Companies hesitant to pull the policy entirely could follow Goldstein's advice and end the use of nondisclosure agreements.
What comes next?
#MeToo was a once-in-a-lifetime movement, so does it stand to reason that the political and social push to eliminate mandatory arbitration will end with cases of sexual assault and sexual harassment?
It's hard to say.
Many members of the Democratic party have signaled a broader interest in ending the practice entirely. Last March, Sen. Richard Blumenthal, D-Conn., introduced the Forced Arbitration Injustice Repeal (FAIR) Act alongside 39 other senators, referring to the mandatory arbitration process as "rigged" against workers. The bill also applies to mandatory arbitration in consumer, antitrust and civil rights cases.
The FAIR Act has not moved since its 2021 introduction, and it has been introduced repeatedly, without much action, since 2017. But enthusiasm for the #MeToo bill may add momentum. In addition, the bill has garnered support from a long list of advocacy groups, including Public Citizen, the National Organization for Women and the Disability Rights Legal Center.
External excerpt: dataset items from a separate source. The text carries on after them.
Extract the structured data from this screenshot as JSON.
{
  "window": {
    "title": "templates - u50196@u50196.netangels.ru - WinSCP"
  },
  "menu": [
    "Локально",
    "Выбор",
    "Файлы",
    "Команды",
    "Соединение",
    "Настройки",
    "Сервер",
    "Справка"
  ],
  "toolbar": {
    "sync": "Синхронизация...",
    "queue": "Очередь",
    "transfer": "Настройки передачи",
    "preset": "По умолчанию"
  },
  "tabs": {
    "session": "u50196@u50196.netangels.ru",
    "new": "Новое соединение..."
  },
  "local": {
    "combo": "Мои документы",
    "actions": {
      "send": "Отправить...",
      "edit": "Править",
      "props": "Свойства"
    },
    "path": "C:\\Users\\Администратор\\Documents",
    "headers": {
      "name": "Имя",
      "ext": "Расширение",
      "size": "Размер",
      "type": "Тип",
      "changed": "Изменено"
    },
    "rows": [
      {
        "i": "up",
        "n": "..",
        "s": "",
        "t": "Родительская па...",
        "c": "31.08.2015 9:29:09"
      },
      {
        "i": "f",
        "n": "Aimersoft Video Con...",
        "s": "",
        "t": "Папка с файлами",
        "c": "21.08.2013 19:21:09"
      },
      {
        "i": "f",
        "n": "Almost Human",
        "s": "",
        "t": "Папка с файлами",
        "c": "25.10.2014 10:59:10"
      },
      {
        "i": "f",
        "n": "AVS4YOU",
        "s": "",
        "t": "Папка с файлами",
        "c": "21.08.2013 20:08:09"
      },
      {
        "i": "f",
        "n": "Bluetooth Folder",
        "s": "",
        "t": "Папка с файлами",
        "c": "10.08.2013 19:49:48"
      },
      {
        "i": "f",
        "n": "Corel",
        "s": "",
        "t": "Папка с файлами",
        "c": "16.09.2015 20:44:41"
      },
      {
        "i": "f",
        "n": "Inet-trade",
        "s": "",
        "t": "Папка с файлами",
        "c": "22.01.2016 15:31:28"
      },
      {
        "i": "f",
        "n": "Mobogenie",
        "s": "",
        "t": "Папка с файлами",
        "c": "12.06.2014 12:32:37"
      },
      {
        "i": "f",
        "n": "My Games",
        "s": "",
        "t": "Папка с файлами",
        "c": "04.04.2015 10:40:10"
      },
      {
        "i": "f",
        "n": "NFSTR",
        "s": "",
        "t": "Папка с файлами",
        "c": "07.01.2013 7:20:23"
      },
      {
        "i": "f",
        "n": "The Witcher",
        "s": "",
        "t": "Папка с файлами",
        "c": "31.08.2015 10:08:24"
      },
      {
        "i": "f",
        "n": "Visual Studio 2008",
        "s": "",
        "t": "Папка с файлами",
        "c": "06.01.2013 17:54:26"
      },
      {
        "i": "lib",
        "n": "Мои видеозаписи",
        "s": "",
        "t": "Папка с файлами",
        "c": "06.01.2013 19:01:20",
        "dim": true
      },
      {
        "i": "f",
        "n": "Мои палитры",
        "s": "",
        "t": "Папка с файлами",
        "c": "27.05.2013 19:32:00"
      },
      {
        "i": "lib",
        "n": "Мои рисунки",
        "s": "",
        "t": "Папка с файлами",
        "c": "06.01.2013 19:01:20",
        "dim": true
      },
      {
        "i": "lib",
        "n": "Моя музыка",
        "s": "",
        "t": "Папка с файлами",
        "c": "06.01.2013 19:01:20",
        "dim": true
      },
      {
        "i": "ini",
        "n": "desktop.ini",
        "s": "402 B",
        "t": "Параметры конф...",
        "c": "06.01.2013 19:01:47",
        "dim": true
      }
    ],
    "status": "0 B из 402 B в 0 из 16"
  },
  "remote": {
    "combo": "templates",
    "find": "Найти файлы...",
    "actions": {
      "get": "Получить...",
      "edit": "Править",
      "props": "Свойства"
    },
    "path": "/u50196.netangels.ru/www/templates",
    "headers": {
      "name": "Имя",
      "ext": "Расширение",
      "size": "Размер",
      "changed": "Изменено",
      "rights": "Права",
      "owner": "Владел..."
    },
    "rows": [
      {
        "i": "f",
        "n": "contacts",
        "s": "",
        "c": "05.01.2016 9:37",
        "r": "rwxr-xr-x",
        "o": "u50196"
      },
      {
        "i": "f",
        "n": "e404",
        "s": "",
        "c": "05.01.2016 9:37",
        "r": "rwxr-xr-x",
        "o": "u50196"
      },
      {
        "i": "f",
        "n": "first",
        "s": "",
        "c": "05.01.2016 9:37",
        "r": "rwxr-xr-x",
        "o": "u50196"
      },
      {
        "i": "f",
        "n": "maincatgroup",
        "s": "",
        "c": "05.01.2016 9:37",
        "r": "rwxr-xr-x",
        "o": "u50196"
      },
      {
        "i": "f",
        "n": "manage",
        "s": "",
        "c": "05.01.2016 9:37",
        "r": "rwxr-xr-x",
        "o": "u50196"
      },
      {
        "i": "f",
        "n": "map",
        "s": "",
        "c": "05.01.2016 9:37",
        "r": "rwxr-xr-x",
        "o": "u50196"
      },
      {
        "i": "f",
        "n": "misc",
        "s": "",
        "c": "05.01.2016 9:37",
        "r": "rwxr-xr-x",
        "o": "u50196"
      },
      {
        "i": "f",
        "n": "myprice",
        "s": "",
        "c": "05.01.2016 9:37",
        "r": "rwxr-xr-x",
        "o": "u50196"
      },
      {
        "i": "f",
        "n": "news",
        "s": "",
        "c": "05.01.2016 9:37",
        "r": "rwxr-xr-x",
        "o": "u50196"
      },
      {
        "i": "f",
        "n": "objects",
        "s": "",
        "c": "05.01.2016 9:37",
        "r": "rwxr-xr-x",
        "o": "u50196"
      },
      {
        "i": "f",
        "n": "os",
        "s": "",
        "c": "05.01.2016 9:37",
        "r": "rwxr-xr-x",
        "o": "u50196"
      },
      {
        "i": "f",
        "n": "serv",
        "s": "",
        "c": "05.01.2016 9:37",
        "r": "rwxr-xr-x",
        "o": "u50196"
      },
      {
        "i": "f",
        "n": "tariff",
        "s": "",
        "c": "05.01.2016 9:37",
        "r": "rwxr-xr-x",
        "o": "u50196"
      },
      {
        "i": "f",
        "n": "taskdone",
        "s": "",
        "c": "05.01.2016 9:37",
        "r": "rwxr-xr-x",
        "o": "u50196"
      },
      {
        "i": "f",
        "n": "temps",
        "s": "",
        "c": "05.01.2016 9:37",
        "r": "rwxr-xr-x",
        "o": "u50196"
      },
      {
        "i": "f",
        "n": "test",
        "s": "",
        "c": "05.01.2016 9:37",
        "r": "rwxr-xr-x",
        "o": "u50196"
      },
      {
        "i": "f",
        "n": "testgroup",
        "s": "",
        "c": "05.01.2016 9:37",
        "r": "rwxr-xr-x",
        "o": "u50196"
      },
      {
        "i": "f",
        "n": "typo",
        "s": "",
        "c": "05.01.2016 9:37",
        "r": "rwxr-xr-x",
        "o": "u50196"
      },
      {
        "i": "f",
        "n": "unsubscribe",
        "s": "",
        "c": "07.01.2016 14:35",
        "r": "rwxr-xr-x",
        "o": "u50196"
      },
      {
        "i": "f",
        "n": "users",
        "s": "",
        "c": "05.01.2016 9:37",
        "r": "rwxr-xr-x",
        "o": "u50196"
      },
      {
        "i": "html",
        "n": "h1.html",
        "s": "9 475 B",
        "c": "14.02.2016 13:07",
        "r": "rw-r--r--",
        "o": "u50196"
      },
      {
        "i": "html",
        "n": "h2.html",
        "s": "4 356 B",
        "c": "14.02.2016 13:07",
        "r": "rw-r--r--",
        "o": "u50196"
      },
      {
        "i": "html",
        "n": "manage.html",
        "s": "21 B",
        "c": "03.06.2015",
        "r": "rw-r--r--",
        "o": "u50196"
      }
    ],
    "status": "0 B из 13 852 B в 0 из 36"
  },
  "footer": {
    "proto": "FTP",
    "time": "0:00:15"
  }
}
In announcing its support of the #MeToo bill, the White House made clear its own commitment to tackling mandatory arbitration more comprehensively. "The Administration … looks forward to working with the Congress on broader legislation that addresses these issues as well as other forced arbitration matters, including arbitration of claims regarding discrimination on the basis of race, wage theft, and unfair labor practices," a memo from the president's executive office stated.
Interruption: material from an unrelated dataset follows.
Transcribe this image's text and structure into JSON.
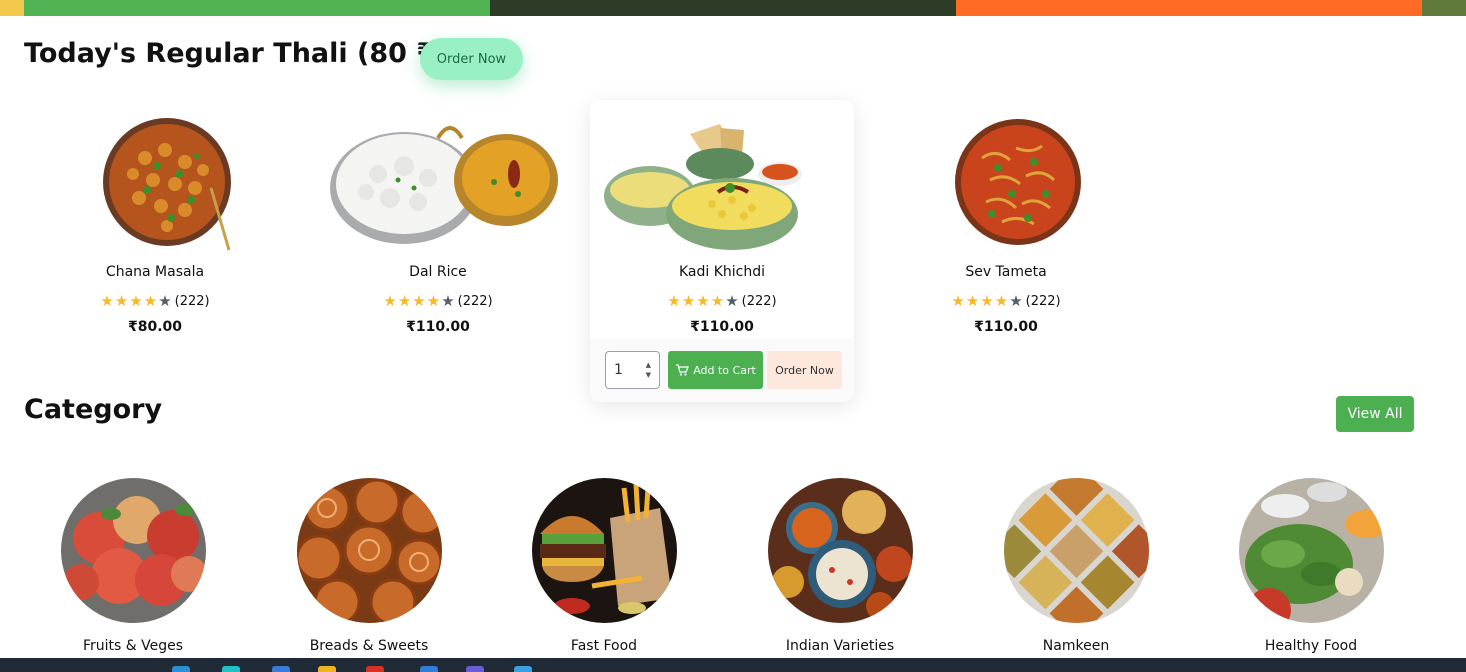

"I think you're going to continue to see the Biden administration try to broaden the ban on arbitration and employment," White said. "And I think you're going to continue to see the states try to enact legislation … I think they will try to get into discrimination generally, and into wage and hour. But I think it's going to be at the legislative level that the attack is made. Court cases have generally not been very successful. Courts typically uphold mandatory arbitration under the FAA."
But even without legislative force, corporations may decide to excise the practice on their own. The balance in the labor market has shifted, and employers are looking for ways to appeal to workers. "In this labor market, people are really trying to attract talent," Goldstein said. "And anything that is a barrier to getting people on board … employers are going to throw out."
Google's shift away from the practice followed pressure from employee activists, who staged a walkout of approximately 20,000 employees and formed their own action group. Similar actions from employee activists at other companies could cause the dominos to start to fall more quickly but without major pressure, "I don't see it going too far too fast," Del Rey-Cone said.
"These cases can be rather intense emotionally, they can have salacious facts," she continued. "There's just all sorts of things that go with an employment claim that makes it very alluring to an employer to know they're protected from that splash of press, which can be a very big distraction from the actual legal proceedings, [and] can be a big distraction from a business perspective."